With the U.S. presidential election months away, advanced persistent threat (APT) groups are targeting the campaign staffers of both Donald Trump and Joe Biden in recent phishing attacks.
On Thursday, Shane Huntley with Google’s Threat Analysis Group said on Twitter that two separate phishing campaigns were recently detected. A China-linked APT group targeted Biden’s campaign staff, while an Iran-linked APT targeted Trump’s.
A Google spokesperson confirmed in a statement to Threatpost that in both incidents, the attackers took aim at staffers’ personal emails, and there was no evidence that the attempts were successful.
“We sent the targeted users our standard government-backed attack warning and we referred this information to federal law enforcement,” the spokesperson told Threatpost. “We encourage campaign staff to use extra protection for their work and personal emails.”
Huntley said that the APT targeting Biden’s campaign staff was APT 31 (also known as Zirconium). According to reports, this threat actor is tied to the Chinese government — however, little is known about its tactics and techniques.
Huntley pointed to APT 35 (also known as Charming Kitten) as the group targeting Trump’s campaign staff. The Iran-linked hacking group has been known to use phishing as an attack vector, and in February was discovered targeting public figures in phishing attacks that stole victims’ email-account information. Earlier this year, Microsoft also took control of 99 websites utilized by APT 35 in attacks.
No further information regarding the timeline, scale and lures involved in the campaign phishing emails was shared by Google.
The impacts of a successful phishing attack against presidential campaign staffers could be particularly dangerous as the Nov. 3 elections draw closer, security experts told Threatpost.

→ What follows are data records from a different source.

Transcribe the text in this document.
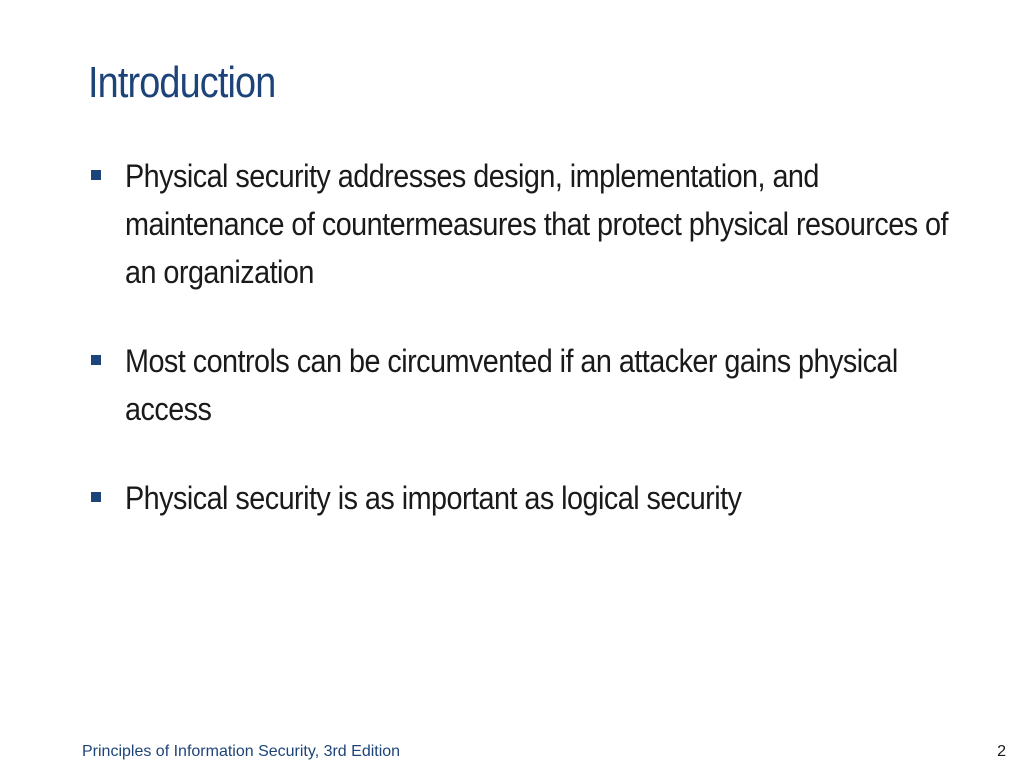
Introduction
Physical security addresses design, implementation, and maintenance of countermeasures that protect physical resources of an organization
Most controls can be circumvented if an attacker gains physical access
Physical security is as important as logical security
Principles of Information Security, 3rd Edition	2
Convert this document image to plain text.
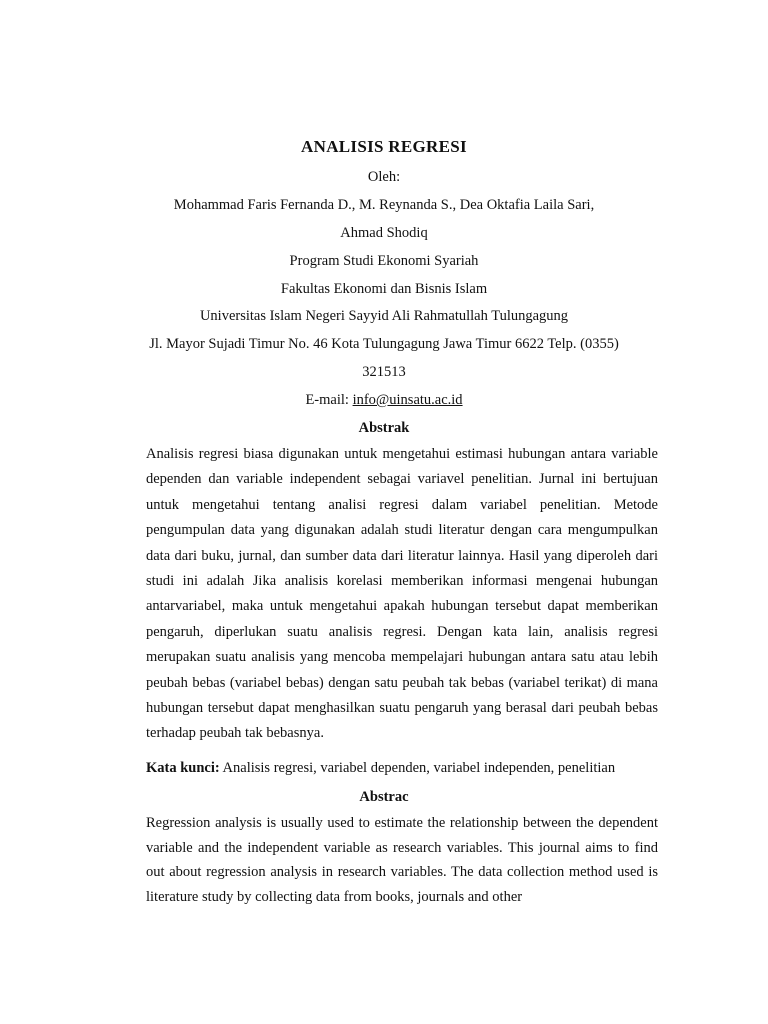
ANALISIS REGRESI
Oleh:
Mohammad Faris Fernanda D., M. Reynanda S., Dea Oktafia Laila Sari,
Ahmad Shodiq
Program Studi Ekonomi Syariah
Fakultas Ekonomi dan Bisnis Islam
Universitas Islam Negeri Sayyid Ali Rahmatullah Tulungagung
Jl. Mayor Sujadi Timur No. 46 Kota Tulungagung Jawa Timur 6622 Telp. (0355)
321513
E-mail: info@uinsatu.ac.id
Abstrak
Analisis regresi biasa digunakan untuk mengetahui estimasi hubungan antara variable dependen dan variable independent sebagai variavel penelitian. Jurnal ini bertujuan untuk mengetahui tentang analisi regresi dalam variabel penelitian. Metode pengumpulan data yang digunakan adalah studi literatur dengan cara mengumpulkan data dari buku, jurnal, dan sumber data dari literatur lainnya. Hasil yang diperoleh dari studi ini adalah Jika analisis korelasi memberikan informasi mengenai hubungan antarvariabel, maka untuk mengetahui apakah hubungan tersebut dapat memberikan pengaruh, diperlukan suatu analisis regresi. Dengan kata lain, analisis regresi merupakan suatu analisis yang mencoba mempelajari hubungan antara satu atau lebih peubah bebas (variabel bebas) dengan satu peubah tak bebas (variabel terikat) di mana hubungan tersebut dapat menghasilkan suatu pengaruh yang berasal dari peubah bebas terhadap peubah tak bebasnya.
Kata kunci: Analisis regresi, variabel dependen, variabel independen, penelitian
Abstrac
Regression analysis is usually used to estimate the relationship between the dependent variable and the independent variable as research variables. This journal aims to find out about regression analysis in research variables. The data collection method used is literature study by collecting data from books, journals and other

“As we have seen in recent history, APT groups targeting political campaigns is nothing new,” Charles Ragland, security engineer at Digital Shadows, told Threatpost. “These groups may be looking to use information that they obtain to sow discord in the country of the ongoing campaign. They may also use it for more traditional intelligence collection to inform other actions. As more and more communication is done online, this trend is likely to continue.”
Election campaigns are a hot spot for cybercriminals looking for these types of information. Last year, a group of hackers tied to Iran attempted to break into accounts associated with the 2020 reelection campaign of President Trump. Researchers from the Microsoft Threat Intelligence Center associated the activity with a group called Phosphorus.
“Mobile phishing has increased as an approach of malicious actors to steal user credentials by tricking users into entering those credentials into fake cloud services portal used by political campaigns,” Chris Hazelton, director of Security Solutions at Lookout, told Threatpost. “There has been a significant increase in mobile phishing attacks among political campaigns.”